I’m painfully aware that there does exist a kind of war on science being promulgated by those with religious and political beliefs that enable them to ignore the data and the evidence for evolution, climate change, vaccine safety, and other such issues. The anti-intellectual climate in this country is what made me retire when I did, and what makes me so pessimistic about our future. But those who pooh-pooh organic practices or GMO skepticism, dismissing those who question received doctrine as “anti-science,” are committing the same logical errors as the climate change deniers. All we ask is that people look at the evidence. In many cases (as with the FiBL study named above), legitimate scientific data are out there. The notion that we should “ditch organic food” if we “care about the planet” is both smug and ludicrous.

Being pro-science would seem to require an open-minded approach to explanation and experiment.
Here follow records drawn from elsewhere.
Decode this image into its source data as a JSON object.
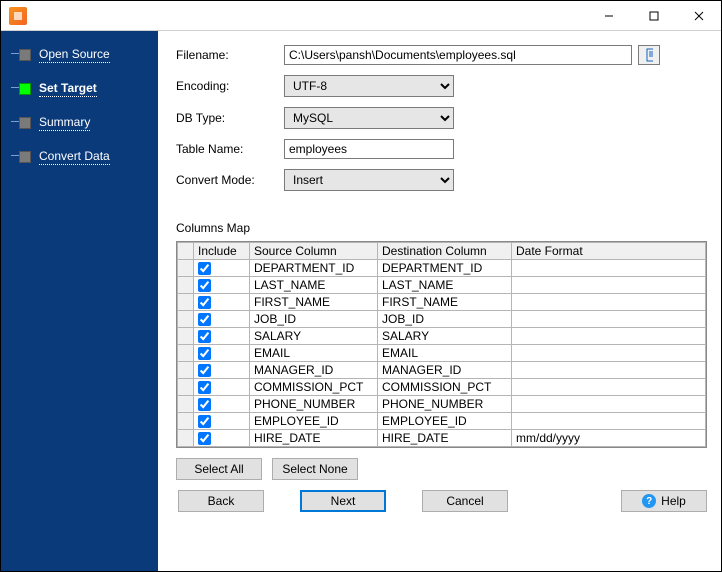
{
  "titlebar": {
    "min": "—",
    "max": "☐",
    "close": "✕"
  },
  "sidebar": {
    "items": [
      {
        "label": "Open Source",
        "active": false
      },
      {
        "label": "Set Target",
        "active": true
      },
      {
        "label": "Summary",
        "active": false
      },
      {
        "label": "Convert Data",
        "active": false
      }
    ]
  },
  "form": {
    "filename_label": "Filename:",
    "filename_value": "C:\\Users\\pansh\\Documents\\employees.sql",
    "encoding_label": "Encoding:",
    "encoding_value": "UTF-8",
    "dbtype_label": "DB Type:",
    "dbtype_value": "MySQL",
    "tablename_label": "Table Name:",
    "tablename_value": "employees",
    "convertmode_label": "Convert Mode:",
    "convertmode_value": "Insert"
  },
  "columns_map": {
    "title": "Columns Map",
    "headers": {
      "include": "Include",
      "source": "Source Column",
      "dest": "Destination Column",
      "fmt": "Date Format"
    },
    "rows": [
      {
        "inc": true,
        "src": "DEPARTMENT_ID",
        "dst": "DEPARTMENT_ID",
        "fmt": ""
      },
      {
        "inc": true,
        "src": "LAST_NAME",
        "dst": "LAST_NAME",
        "fmt": ""
      },
      {
        "inc": true,
        "src": "FIRST_NAME",
        "dst": "FIRST_NAME",
        "fmt": ""
      },
      {
        "inc": true,
        "src": "JOB_ID",
        "dst": "JOB_ID",
        "fmt": ""
      },
      {
        "inc": true,
        "src": "SALARY",
        "dst": "SALARY",
        "fmt": ""
      },
      {
        "inc": true,
        "src": "EMAIL",
        "dst": "EMAIL",
        "fmt": ""
      },
      {
        "inc": true,
        "src": "MANAGER_ID",
        "dst": "MANAGER_ID",
        "fmt": ""
      },
      {
        "inc": true,
        "src": "COMMISSION_PCT",
        "dst": "COMMISSION_PCT",
        "fmt": ""
      },
      {
        "inc": true,
        "src": "PHONE_NUMBER",
        "dst": "PHONE_NUMBER",
        "fmt": ""
      },
      {
        "inc": true,
        "src": "EMPLOYEE_ID",
        "dst": "EMPLOYEE_ID",
        "fmt": ""
      },
      {
        "inc": true,
        "src": "HIRE_DATE",
        "dst": "HIRE_DATE",
        "fmt": "mm/dd/yyyy"
      }
    ]
  },
  "buttons": {
    "select_all": "Select All",
    "select_none": "Select None",
    "back": "Back",
    "next": "Next",
    "cancel": "Cancel",
    "help": "Help"
  }
}
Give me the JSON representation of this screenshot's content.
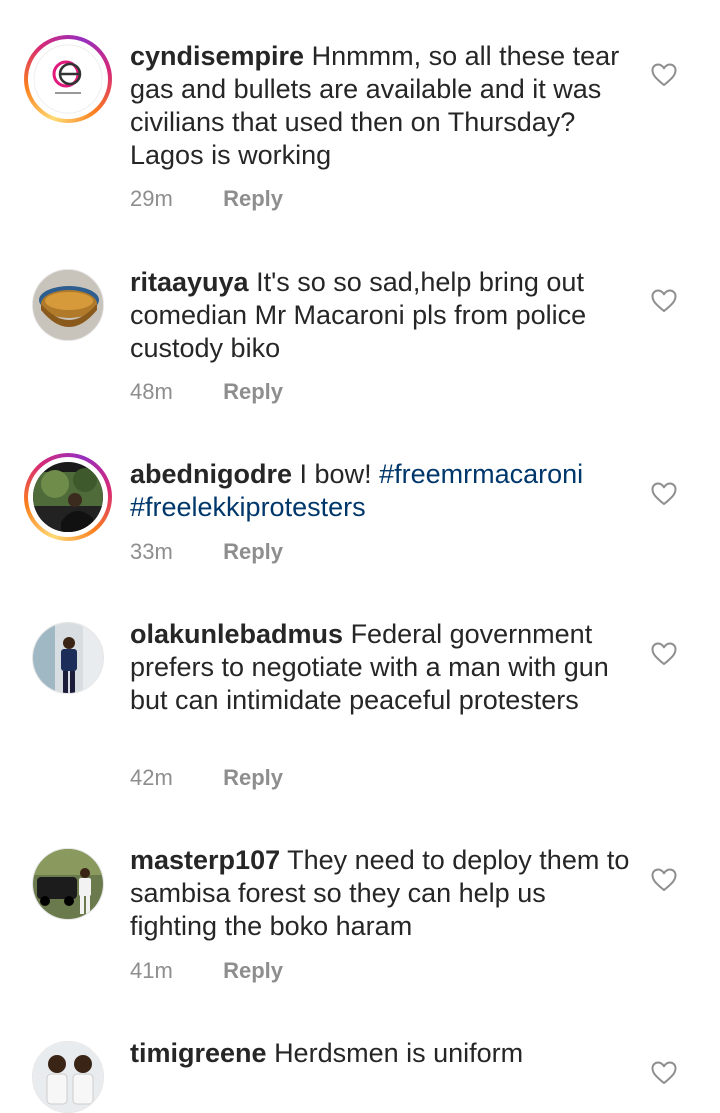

Unless there are substantial data to suggest that organic practices are harmful to the well-being of the planet (to the planetary oikonomos), we should probably embrace anything that feeds us without destroying the ecosystems that provide our sustenance. The kinds of farming and gardening invented in the neolithic (and are thus thousands of years old) may not be able to efficiently feed vast urban populations—but the principles that are embodied in organic food production and other sustainable agricultural systems may help us to avoid the collateral damage inflicted by fossil fuel-based industrial agriculture (and unthinking use of chemicals in home gardens)—some of which (such as endocrine disruption in children) is only now being discovered and studied. Lowering our carbon footprint (both individual and cultural) is an important part of the equation, but so are reducing our reliance on chemicals that kill pollinators and may have long-term, as-yet-undiscovered health consequences.

I'm not asking for political correctness or for tiptoeing around the tender feelings of tree huggers like myself. Tell it like it is, by all means; but be willing to accept the healthy skepticism embodied in sustainability movements so that the damage done by the real anti-science goblins likely to exert their influence in the next four years won’t be irreparable.